Same. Virus Detected. Unable to download.

[jamesspi]

Hi all, we will most likely target a fix for our 8.18 release.

[jbudz]

Also may be related to https://discuss.elastic.co/t/error-upgrading-kibana-to-newer-version-8-17-0/372577/4.

dpkg: error processing archive kibana-8.17.0-amd64.deb (--install):
 error setting timestamps of '/usr/share/kibana/node_modules/@kbn/elastic-assistant-plugin/server/knowledge_base/security_labs/siestagraph_new_implant_uncovered_in_asean_member_foreign_ministry.md.dpkg-new': No such file or directory
dpkg-deb: error: paste subprocess was killed by signal (Broken pipe)
Errors were encountered while processing:
 kibana-8.17.0-amd64.deb

[evakichi]

I encountered such like same Issue.

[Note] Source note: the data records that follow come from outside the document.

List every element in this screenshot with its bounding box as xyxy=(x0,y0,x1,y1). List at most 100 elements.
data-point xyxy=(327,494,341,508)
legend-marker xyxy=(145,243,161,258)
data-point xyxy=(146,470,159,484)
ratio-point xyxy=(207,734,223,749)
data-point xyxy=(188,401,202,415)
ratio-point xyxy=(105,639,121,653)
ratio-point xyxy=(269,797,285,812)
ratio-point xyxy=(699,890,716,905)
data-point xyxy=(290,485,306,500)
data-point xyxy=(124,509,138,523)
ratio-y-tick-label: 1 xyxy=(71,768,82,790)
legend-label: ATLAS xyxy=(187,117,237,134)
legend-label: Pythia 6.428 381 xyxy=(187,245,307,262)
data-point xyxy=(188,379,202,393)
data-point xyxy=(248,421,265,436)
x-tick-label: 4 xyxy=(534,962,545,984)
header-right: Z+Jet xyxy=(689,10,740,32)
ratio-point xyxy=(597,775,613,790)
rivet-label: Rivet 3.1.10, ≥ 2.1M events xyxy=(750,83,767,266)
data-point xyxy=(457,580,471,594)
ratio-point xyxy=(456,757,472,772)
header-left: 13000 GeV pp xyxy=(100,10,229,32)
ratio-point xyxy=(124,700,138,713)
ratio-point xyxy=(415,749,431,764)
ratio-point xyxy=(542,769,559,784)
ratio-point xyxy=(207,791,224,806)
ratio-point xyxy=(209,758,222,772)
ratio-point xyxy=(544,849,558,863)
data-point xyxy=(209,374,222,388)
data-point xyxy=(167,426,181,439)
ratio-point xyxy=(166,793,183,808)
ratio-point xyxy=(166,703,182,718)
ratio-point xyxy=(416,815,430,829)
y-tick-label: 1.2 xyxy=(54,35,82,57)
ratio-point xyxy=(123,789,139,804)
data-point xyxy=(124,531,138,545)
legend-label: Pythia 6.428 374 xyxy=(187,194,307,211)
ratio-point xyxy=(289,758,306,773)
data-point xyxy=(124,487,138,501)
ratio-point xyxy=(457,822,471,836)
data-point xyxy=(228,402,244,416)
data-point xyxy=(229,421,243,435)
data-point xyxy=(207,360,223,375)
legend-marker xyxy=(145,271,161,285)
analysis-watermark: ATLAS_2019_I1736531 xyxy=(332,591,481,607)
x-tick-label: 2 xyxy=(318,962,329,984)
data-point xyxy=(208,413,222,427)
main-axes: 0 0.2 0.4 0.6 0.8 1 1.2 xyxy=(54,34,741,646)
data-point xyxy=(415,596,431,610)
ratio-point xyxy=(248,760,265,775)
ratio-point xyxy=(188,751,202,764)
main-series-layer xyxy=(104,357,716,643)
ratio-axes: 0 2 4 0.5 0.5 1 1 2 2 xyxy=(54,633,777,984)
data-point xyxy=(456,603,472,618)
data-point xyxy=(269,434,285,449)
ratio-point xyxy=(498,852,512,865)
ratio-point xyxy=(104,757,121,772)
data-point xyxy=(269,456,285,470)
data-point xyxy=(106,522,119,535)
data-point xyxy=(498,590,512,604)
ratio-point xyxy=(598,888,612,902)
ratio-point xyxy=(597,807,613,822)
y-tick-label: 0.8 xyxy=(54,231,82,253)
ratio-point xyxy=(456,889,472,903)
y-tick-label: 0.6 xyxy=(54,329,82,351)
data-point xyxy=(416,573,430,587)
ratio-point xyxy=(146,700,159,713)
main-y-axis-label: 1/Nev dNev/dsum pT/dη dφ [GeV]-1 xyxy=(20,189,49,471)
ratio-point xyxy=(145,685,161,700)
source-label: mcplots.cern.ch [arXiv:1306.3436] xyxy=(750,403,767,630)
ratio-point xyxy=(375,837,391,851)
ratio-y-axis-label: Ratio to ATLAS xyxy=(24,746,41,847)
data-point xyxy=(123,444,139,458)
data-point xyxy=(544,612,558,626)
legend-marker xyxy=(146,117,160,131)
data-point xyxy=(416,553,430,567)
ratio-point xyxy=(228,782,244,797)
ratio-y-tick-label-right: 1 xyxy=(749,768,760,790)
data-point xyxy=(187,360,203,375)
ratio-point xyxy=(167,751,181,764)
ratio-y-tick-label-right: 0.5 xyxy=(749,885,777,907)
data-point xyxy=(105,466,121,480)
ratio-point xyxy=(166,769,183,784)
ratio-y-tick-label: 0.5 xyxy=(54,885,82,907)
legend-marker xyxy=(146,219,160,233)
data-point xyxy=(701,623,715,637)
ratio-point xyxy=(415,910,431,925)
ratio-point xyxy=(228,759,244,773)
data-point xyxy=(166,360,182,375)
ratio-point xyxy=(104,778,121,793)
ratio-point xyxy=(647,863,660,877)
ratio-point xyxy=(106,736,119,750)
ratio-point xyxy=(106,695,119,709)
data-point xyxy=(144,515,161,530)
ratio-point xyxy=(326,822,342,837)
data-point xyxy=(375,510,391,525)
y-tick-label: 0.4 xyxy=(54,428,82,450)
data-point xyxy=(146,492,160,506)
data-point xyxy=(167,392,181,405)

In my case is use following OS and ESET,

$ cat /etc/os-release
NAME="Rocky Linux"
VERSION="9.5 (Blue Onyx)"
ID="rocky"
ID_LIKE="rhel centos fedora"
VERSION_ID="9.5"
PLATFORM_ID="platform:el9"
PRETTY_NAME="Rocky Linux 9.5 (Blue Onyx)"
ANSI_COLOR="0;32"
LOGO="fedora-logo-icon"
CPE_NAME="cpe:/o:rocky:rocky:9::baseos"
HOME_URL="https://rockylinux.org/"
VENDOR_NAME="RESF"
VENDOR_URL="https://resf.org/"
BUG_REPORT_URL="https://bugs.rockylinux.org/"
SUPPORT_END="2032-05-31"
ROCKY_SUPPORT_PRODUCT="Rocky-Linux-9"
ROCKY_SUPPORT_PRODUCT_VERSION="9.5"
REDHAT_SUPPORT_PRODUCT="Rocky Linux"
REDHAT_SUPPORT_PRODUCT_VERSION="9.5"

$ rpm -qi efs
Name        : efs
Version     : 11.0.228.0
Release     : 1
Architecture: x86_64
Install Date: Sat 16 Nov 2024 07:09:43 PM JST
Group       : Security
Size        : 219045844
License     : unknown
Signature   : (none)
Source RPM  : efs-11.0.228.0-1.src.rpm
Build Date  : Fri 26 Jul 2024 05:26:39 PM JST
Build Host  : ba-linux-apps-build01.hq.eset.com
Relocations : /
Packager    : ESET, spol. s r.o.
Vendor      : ESET, spol. s r.o.
URL         : www.eset.com
Summary     : ESET Server Security
Description :
ESET Server Security

$ rpm -qi kibana
Name        : kibana
Version     : 8.17.0
Release     : 1
Architecture: x86_64
Install Date: Mon 06 Jan 2025 10:11:46 AM JST
Group       : default
Size        : 1037075746
License     : Elastic License
Signature   : RSA/SHA512, Wed 11 Dec 2024 11:06:56 PM JST, Key ID d27d666cd88e42b4
Source RPM  : kibana-8.17.0-1.src.rpm
Build Date  : Wed 11 Dec 2024 08:39:22 PM JST
Build Host  : bk-agent-prod-gcp-1733915334026925075.c.elastic-ci-prod.internal
Relocations : /
Packager    : Kibana Team <[email protected]>
Vendor      : Elasticsearch, Inc.
URL         : https://www.elastic.co
Summary     : Explore and visualize your Elasticsearch data
Description :
Explore and visualize your Elasticsearch data

My machine which has above OS and ESET and Kibana(this Kibane could be installed when ESET stopped.).

The ESET detects it as Win32/Filecoder.Cuba ASP/Webshell.CX when Kibana installation.

Is Its Kibana safe?
By the way I have stopped this machine until I make sure that this Kibana is safe.